Spring direct naar de hoofdnavigatie of de inhoud

Mayo vs Prometheus: hooggerechtshof in VS beperkt octrooimogelijkheden

In de VS is de afgelopen jaren de discussie opgelaaid over de geldigheid van octrooien die gebaseerd zijn op het ontdekken van natuurwetten, natuurlijke fenomenen of het bedenken van abstracte ideeën.

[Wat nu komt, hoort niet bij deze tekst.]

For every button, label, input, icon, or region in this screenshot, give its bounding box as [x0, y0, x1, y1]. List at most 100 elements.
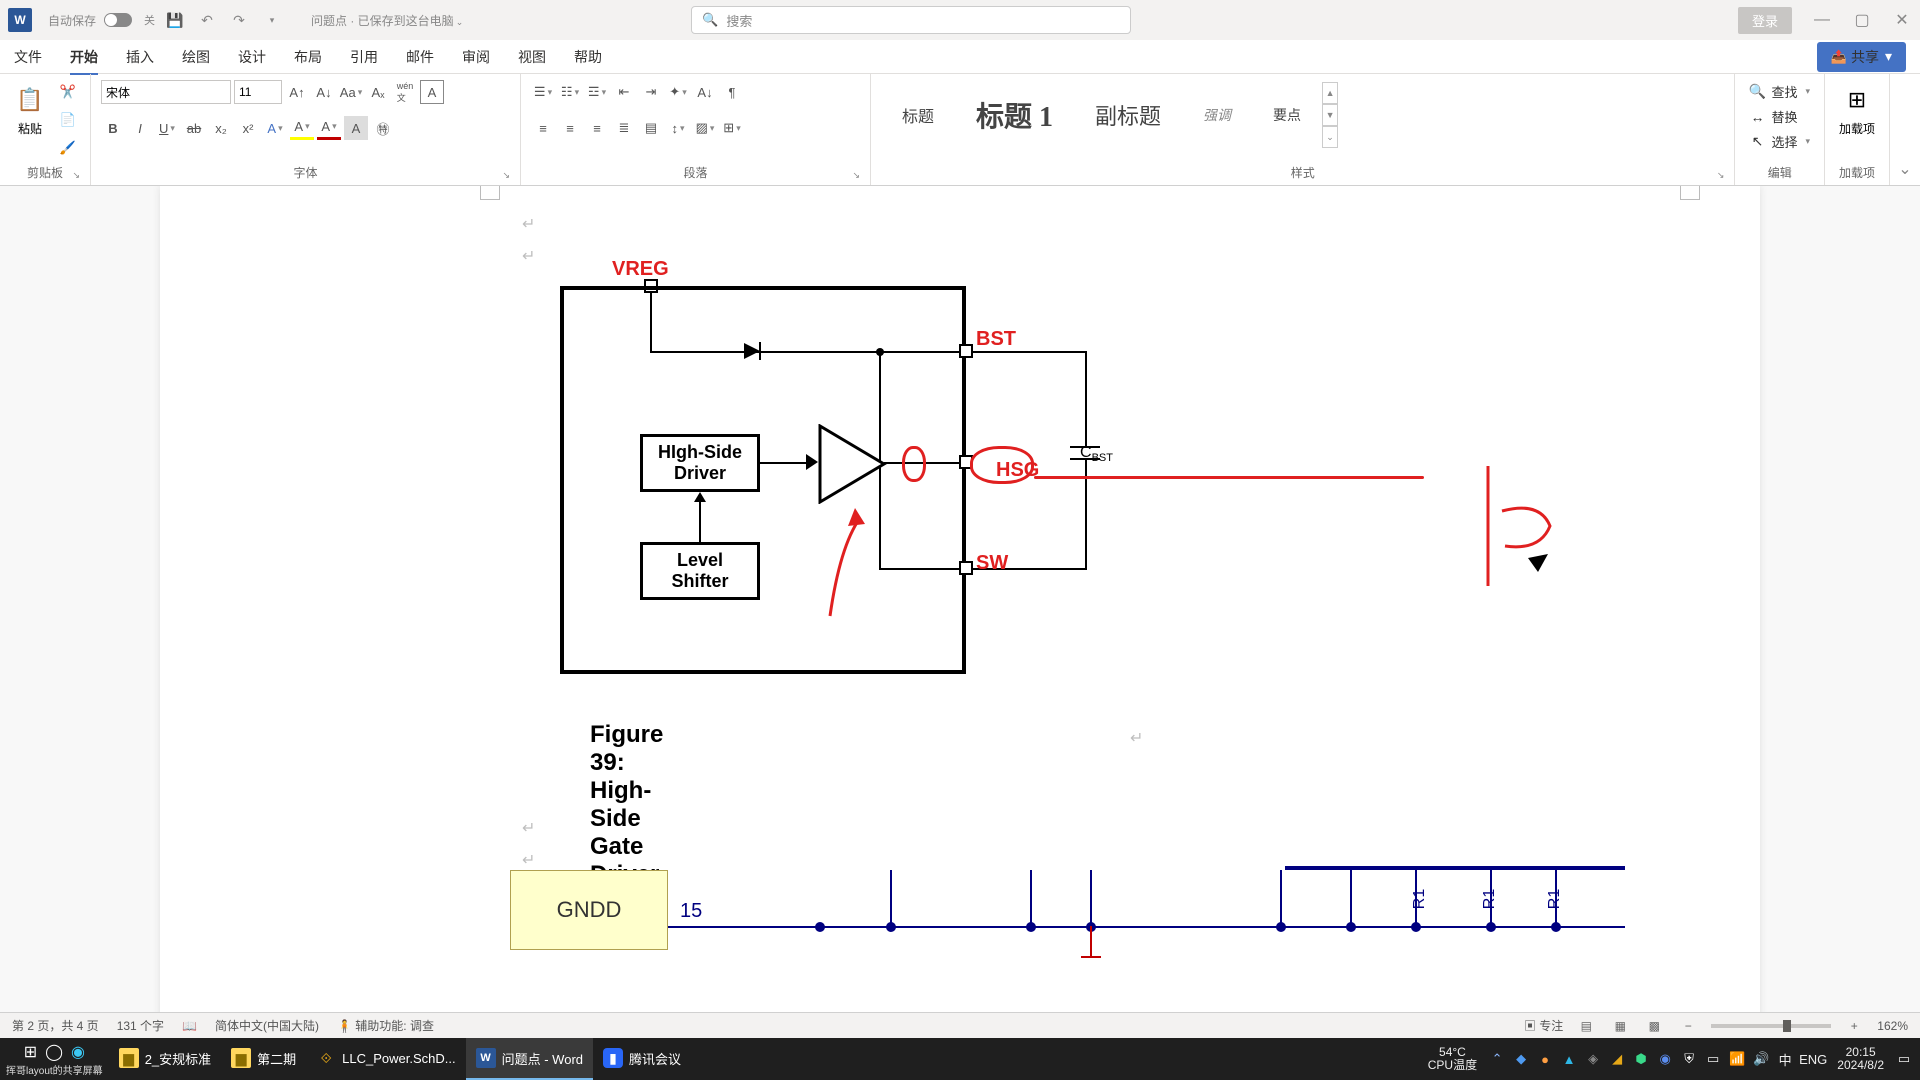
tray-wifi-icon[interactable]: 📶 — [1727, 1049, 1747, 1069]
sort-icon[interactable]: A↓ — [693, 80, 717, 104]
phonetic-icon[interactable]: wén文 — [393, 80, 417, 104]
close-icon[interactable]: ✕ — [1892, 10, 1912, 30]
multilevel-icon[interactable]: ☲▾ — [585, 80, 609, 104]
maximize-icon[interactable]: ▢ — [1852, 10, 1872, 30]
bullets-icon[interactable]: ☰▾ — [531, 80, 555, 104]
tray-notifications-icon[interactable]: ▭ — [1894, 1049, 1914, 1069]
tab-view[interactable]: 视图 — [518, 47, 546, 67]
spellcheck-icon[interactable]: 📖 — [182, 1019, 197, 1033]
copy-icon[interactable]: 📄 — [56, 108, 80, 132]
tray-app1-icon[interactable]: ◆ — [1511, 1049, 1531, 1069]
italic-button[interactable]: I — [128, 116, 152, 140]
grow-font-icon[interactable]: A↑ — [285, 80, 309, 104]
tray-security-icon[interactable]: ⛨ — [1679, 1049, 1699, 1069]
login-button[interactable]: 登录 — [1738, 7, 1792, 34]
focus-mode[interactable]: ▣ 专注 — [1524, 1017, 1563, 1034]
replace-button[interactable]: ↔替换 — [1745, 105, 1801, 128]
shrink-font-icon[interactable]: A↓ — [312, 80, 336, 104]
taskbar-folder2[interactable]: ▆第二期 — [221, 1038, 306, 1080]
find-button[interactable]: 🔍查找▾ — [1745, 80, 1814, 103]
subscript-button[interactable]: x₂ — [209, 116, 233, 140]
enclosed-char-icon[interactable]: ㊕ — [371, 116, 395, 140]
distribute-icon[interactable]: ▤ — [639, 116, 663, 140]
language-indicator[interactable]: 简体中文(中国大陆) — [215, 1017, 319, 1034]
tray-app4-icon[interactable]: ◈ — [1583, 1049, 1603, 1069]
tray-ime2[interactable]: ENG — [1799, 1049, 1827, 1069]
style-title[interactable]: 标题 — [881, 80, 955, 150]
tab-file[interactable]: 文件 — [14, 47, 42, 67]
tab-draw[interactable]: 绘图 — [182, 47, 210, 67]
show-marks-icon[interactable]: ¶ — [720, 80, 744, 104]
page-indicator[interactable]: 第 2 页，共 4 页 — [12, 1017, 99, 1034]
document-title[interactable]: 问题点 · 已保存到这台电脑⌄ — [311, 12, 463, 29]
clear-format-icon[interactable]: Aₓ — [366, 80, 390, 104]
char-border-icon[interactable]: A — [420, 80, 444, 104]
highlight-icon[interactable]: A▾ — [290, 116, 314, 140]
taskbar-tencent[interactable]: ▮腾讯会议 — [593, 1038, 691, 1080]
tab-home[interactable]: 开始 — [70, 47, 98, 75]
qat-more-icon[interactable]: ▾ — [259, 8, 283, 32]
redo-icon[interactable]: ↷ — [227, 8, 251, 32]
tray-overflow-icon[interactable]: ⌃ — [1487, 1049, 1507, 1069]
change-case-icon[interactable]: Aa▾ — [339, 80, 363, 104]
document-area[interactable]: ↵ ↵ VREG BST CBST — [0, 186, 1920, 1038]
taskbar-word[interactable]: W问题点 - Word — [466, 1038, 593, 1080]
tab-design[interactable]: 设计 — [238, 47, 266, 67]
start-corner[interactable]: ⊞ ◯ ◉ 挥哥layout的共享屏幕 — [0, 1038, 109, 1080]
align-left-icon[interactable]: ≡ — [531, 116, 555, 140]
tray-ime1[interactable]: 中 — [1775, 1049, 1795, 1069]
tray-app7-icon[interactable]: ◉ — [1655, 1049, 1675, 1069]
zoom-in-icon[interactable]: + — [1843, 1017, 1865, 1035]
justify-icon[interactable]: ≣ — [612, 116, 636, 140]
zoom-out-icon[interactable]: − — [1677, 1017, 1699, 1035]
tray-app2-icon[interactable]: ● — [1535, 1049, 1555, 1069]
accessibility-check[interactable]: 🧍 辅助功能: 调查 — [337, 1017, 434, 1034]
print-layout-icon[interactable]: ▦ — [1609, 1017, 1631, 1035]
web-layout-icon[interactable]: ▩ — [1643, 1017, 1665, 1035]
line-spacing-icon[interactable]: ↕▾ — [666, 116, 690, 140]
tab-references[interactable]: 引用 — [350, 47, 378, 67]
tray-battery-icon[interactable]: ▭ — [1703, 1049, 1723, 1069]
cpu-temp[interactable]: 54°C CPU温度 — [1422, 1046, 1483, 1072]
numbering-icon[interactable]: ☷▾ — [558, 80, 582, 104]
tray-app6-icon[interactable]: ⬢ — [1631, 1049, 1651, 1069]
taskbar-folder1[interactable]: ▆2_安规标准 — [109, 1038, 221, 1080]
search-box[interactable]: 🔍 搜索 — [691, 6, 1131, 34]
borders-icon[interactable]: ⊞▾ — [720, 116, 744, 140]
tab-layout[interactable]: 布局 — [294, 47, 322, 67]
share-button[interactable]: 📤 共享 ▾ — [1817, 42, 1906, 72]
cortana-icon[interactable]: ◯ — [45, 1042, 63, 1062]
underline-button[interactable]: U▾ — [155, 116, 179, 140]
read-mode-icon[interactable]: ▤ — [1575, 1017, 1597, 1035]
addins-button[interactable]: ⊞ 加载项 — [1835, 80, 1879, 141]
paste-button[interactable]: 📋 粘贴 — [10, 80, 50, 141]
zoom-slider[interactable] — [1711, 1024, 1831, 1028]
font-color-icon[interactable]: A▾ — [317, 116, 341, 140]
strikethrough-button[interactable]: ab — [182, 116, 206, 140]
superscript-button[interactable]: x² — [236, 116, 260, 140]
taskbar-altium[interactable]: ⟐LLC_Power.SchD... — [306, 1038, 465, 1080]
style-subtitle[interactable]: 副标题 — [1074, 80, 1182, 150]
zoom-level[interactable]: 162% — [1877, 1019, 1908, 1033]
font-size-select[interactable] — [234, 80, 282, 104]
text-effects-icon[interactable]: A▾ — [263, 116, 287, 140]
select-button[interactable]: ↖选择▾ — [1745, 130, 1814, 153]
word-count[interactable]: 131 个字 — [117, 1017, 164, 1034]
tab-mailings[interactable]: 邮件 — [406, 47, 434, 67]
undo-icon[interactable]: ↶ — [195, 8, 219, 32]
tray-app5-icon[interactable]: ◢ — [1607, 1049, 1627, 1069]
tray-volume-icon[interactable]: 🔊 — [1751, 1049, 1771, 1069]
bold-button[interactable]: B — [101, 116, 125, 140]
char-shading-icon[interactable]: A — [344, 116, 368, 140]
increase-indent-icon[interactable]: ⇥ — [639, 80, 663, 104]
edge-icon[interactable]: ◉ — [71, 1042, 85, 1062]
tray-app3-icon[interactable]: ▲ — [1559, 1049, 1579, 1069]
styles-scroll[interactable]: ▲▼⌄ — [1322, 82, 1338, 148]
align-right-icon[interactable]: ≡ — [585, 116, 609, 140]
format-painter-icon[interactable]: 🖌️ — [56, 136, 80, 160]
start-icon[interactable]: ⊞ — [24, 1042, 37, 1062]
save-icon[interactable]: 💾 — [163, 8, 187, 32]
tab-review[interactable]: 审阅 — [462, 47, 490, 67]
collapse-ribbon-icon[interactable]: ⌄ — [1890, 74, 1920, 185]
autosave-toggle[interactable] — [104, 13, 132, 27]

In de uitspraak Mayo vs Prometheus van het Amerikaanse Hooggerechtshof raakte dit aan een octrooi op het selecteren van een dosering van een medicijn, maar meer algemeen is het onderwerp van belang voor octrooimogelijkheden voor onder andere diagnostische testmethoden en met software geïmplementeerde uitvindingen.

Vanouds geldt in de VS dat natuurwetten, natuurlijke fenomenen en abstracte ideeën op zich niet octrooieerbaar zijn, maar praktische toepassingen ervan wel. In Mayo vs Prometheus werd het octrooi ongeldig verklaard omdat het in wezen een relatie claimde tussen concentratie van een medicijn in het bloed en effectiviteit van het medicijn, wat wordt gezien als een natuurwet die op zich niet geoctrooieerd mag worden. Deze relatie werd weliswaar geclaimd in combinatie met stappen van toedienen van het medicijn aan patiënten met een bepaalde ziekte en het meten van de concentratie, maar deze stappen gaven onvoldoende verzekering dat de geclaimde werkwijze een echte toepassing opleverde en geen verhulde poging om de natuurwet te claimen.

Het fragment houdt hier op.